Earlier microphones had pretty much fallen into two categories - vocal microphones and everything microphones. By this I mean microphones that were made to sing into and microphones that were just made to capture sounds in general. It was quite some time before we had microphones especially for capturing drums or bass instruments. The B52 was designed with what Shure themselves describe as a "tailored frequency response designed specifically for kick drums and other bass instruments”, providing "superb attack and "punch", " studio quality sound even at extremely high sound pressure levels”.
Now this is a big microphone! It is heavy, with a die cast body in metallic blue, a nice retro look, and a huge, hardened steel mesh grill. We had just finished taking apart an SM58 and a Lewett vocal mic to look at the dynamic capsules. Both were a similar size and looked remarkably alike. “Now what do you reckon this looks like inside?” I challenged the class as I unscrewed the steel mesh grill. Luckily for once I didn’t answer my own question. The students mostly figured it would be a bigger dynamic capsule to capture all that extra low end. I was actually quite surprised, once I had it open, to find that it was a capsule almost identical in size to the SM58.
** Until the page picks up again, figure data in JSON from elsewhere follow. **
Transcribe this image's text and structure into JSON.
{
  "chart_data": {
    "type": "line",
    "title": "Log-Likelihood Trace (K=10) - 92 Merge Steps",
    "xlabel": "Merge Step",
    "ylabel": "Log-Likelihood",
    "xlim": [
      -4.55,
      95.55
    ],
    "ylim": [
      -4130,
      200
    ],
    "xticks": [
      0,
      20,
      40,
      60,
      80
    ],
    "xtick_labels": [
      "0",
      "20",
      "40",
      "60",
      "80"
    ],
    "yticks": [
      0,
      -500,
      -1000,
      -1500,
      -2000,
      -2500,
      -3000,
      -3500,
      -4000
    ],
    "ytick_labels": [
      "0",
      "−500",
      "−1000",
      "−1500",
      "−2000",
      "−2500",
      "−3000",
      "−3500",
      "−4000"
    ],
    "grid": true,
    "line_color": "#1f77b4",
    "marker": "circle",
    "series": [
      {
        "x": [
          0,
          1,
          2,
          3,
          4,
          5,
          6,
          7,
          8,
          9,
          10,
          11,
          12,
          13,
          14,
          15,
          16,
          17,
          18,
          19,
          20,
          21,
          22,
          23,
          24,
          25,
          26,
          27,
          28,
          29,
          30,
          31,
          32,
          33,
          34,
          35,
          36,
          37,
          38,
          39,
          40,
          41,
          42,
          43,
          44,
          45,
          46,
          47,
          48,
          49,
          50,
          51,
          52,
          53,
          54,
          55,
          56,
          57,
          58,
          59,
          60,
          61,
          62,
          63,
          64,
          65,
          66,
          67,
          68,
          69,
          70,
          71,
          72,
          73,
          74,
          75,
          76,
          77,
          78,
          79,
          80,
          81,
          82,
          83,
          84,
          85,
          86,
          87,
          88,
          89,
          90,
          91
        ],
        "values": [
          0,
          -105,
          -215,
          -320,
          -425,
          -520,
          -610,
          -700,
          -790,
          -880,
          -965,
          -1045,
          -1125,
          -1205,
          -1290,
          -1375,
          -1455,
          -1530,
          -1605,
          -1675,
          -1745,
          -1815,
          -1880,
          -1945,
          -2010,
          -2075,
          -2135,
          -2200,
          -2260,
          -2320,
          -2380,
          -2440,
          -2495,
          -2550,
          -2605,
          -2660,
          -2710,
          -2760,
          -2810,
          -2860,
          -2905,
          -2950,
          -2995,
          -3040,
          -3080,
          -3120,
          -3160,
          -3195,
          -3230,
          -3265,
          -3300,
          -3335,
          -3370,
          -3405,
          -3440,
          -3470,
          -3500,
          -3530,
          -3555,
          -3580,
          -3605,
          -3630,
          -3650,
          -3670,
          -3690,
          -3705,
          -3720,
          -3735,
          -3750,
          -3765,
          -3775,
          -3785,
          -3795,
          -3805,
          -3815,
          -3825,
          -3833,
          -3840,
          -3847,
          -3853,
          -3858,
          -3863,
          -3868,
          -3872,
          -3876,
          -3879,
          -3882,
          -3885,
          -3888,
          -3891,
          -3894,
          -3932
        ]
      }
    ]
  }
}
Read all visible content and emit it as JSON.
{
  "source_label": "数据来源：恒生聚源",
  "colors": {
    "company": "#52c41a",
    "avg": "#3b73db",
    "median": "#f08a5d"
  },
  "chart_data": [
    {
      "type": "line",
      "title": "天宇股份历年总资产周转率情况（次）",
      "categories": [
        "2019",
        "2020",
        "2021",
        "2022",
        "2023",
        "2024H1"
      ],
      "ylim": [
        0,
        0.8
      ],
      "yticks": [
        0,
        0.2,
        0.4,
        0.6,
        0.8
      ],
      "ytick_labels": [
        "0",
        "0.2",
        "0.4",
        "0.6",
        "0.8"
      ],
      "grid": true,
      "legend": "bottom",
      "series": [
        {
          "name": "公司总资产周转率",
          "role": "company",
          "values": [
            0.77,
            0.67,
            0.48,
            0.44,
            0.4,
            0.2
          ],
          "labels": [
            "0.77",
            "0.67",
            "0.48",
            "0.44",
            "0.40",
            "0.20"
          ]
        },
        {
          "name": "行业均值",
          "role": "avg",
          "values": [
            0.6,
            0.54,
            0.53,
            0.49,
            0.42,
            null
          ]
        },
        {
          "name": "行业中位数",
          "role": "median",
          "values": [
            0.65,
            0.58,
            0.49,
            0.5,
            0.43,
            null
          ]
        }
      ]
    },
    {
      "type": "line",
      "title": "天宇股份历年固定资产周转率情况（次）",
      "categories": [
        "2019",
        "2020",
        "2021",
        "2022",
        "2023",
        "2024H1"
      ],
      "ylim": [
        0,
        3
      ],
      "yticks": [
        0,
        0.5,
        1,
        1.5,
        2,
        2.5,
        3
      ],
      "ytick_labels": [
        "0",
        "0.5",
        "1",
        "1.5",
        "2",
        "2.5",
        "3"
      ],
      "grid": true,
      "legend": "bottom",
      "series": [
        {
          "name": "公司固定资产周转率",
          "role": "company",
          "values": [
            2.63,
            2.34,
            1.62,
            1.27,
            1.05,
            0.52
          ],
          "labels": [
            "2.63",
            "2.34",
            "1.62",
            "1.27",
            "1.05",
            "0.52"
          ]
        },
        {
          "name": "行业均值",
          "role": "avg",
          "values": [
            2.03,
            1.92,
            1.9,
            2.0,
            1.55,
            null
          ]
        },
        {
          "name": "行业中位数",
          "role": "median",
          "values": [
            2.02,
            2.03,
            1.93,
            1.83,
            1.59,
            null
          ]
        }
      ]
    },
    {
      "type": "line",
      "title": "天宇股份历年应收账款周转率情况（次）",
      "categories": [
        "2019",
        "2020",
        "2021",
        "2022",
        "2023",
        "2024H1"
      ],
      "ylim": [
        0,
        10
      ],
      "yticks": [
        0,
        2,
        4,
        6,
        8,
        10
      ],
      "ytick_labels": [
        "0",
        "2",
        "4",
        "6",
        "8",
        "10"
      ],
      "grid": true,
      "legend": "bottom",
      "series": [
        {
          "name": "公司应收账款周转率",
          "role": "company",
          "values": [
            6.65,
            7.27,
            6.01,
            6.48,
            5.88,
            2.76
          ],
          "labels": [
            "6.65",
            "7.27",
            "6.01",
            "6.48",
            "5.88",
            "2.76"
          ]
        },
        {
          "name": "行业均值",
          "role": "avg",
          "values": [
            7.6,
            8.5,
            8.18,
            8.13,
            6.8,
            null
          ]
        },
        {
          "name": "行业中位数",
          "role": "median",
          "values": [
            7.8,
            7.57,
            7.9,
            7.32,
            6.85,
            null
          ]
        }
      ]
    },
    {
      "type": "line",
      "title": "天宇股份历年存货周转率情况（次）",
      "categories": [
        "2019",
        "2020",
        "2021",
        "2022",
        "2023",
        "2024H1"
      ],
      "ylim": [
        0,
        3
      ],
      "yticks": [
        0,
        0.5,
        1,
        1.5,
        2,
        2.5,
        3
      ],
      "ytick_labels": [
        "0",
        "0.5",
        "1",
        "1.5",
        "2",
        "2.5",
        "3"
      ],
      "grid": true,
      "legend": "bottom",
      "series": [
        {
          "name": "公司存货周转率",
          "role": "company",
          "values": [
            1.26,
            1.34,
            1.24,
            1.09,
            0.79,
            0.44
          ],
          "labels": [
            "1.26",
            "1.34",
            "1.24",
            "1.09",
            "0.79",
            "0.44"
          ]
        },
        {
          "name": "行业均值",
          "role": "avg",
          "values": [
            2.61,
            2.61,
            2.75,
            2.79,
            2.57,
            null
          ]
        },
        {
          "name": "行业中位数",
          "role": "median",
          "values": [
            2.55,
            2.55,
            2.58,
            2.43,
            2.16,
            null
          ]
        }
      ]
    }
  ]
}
Does his matter? No. It is what it sounds like that is important. We listened to all the mics in turn and what is important about the B52 is it’s ability to stand high pressure levels and also it’s polar pattern. As Shure say “The Beta 52A features a modified super-cardioid pattern throughout its frequency range to ensure high gain-before-feedback and excellent rejection of unwanted sound.” The important part here is the ‘throughout it’s frequency range”. When we talk about pick up patterns, describing a mic as cardioid, or super-cardioid, we are usually talking about an average pattern over a reduced range. A microphone may be cardioid at 1kHz but almost omni-directional at 100Hz. The success of the B52 is that it keeps its cardioid response down below 100Hz. By doing this it keeps the low end tight, restricting it to sounds entering the front of the mic. If you talk into the side you get virtually no sound. On stage this is a massive advantage as spill is minimised, especially in the low end.
The important thing is to listen to what a microphone does. How does it sound? What are its strengths? What are its weaknesses? And just because a microphone is huge doesn’t mean it’s got a big capsule!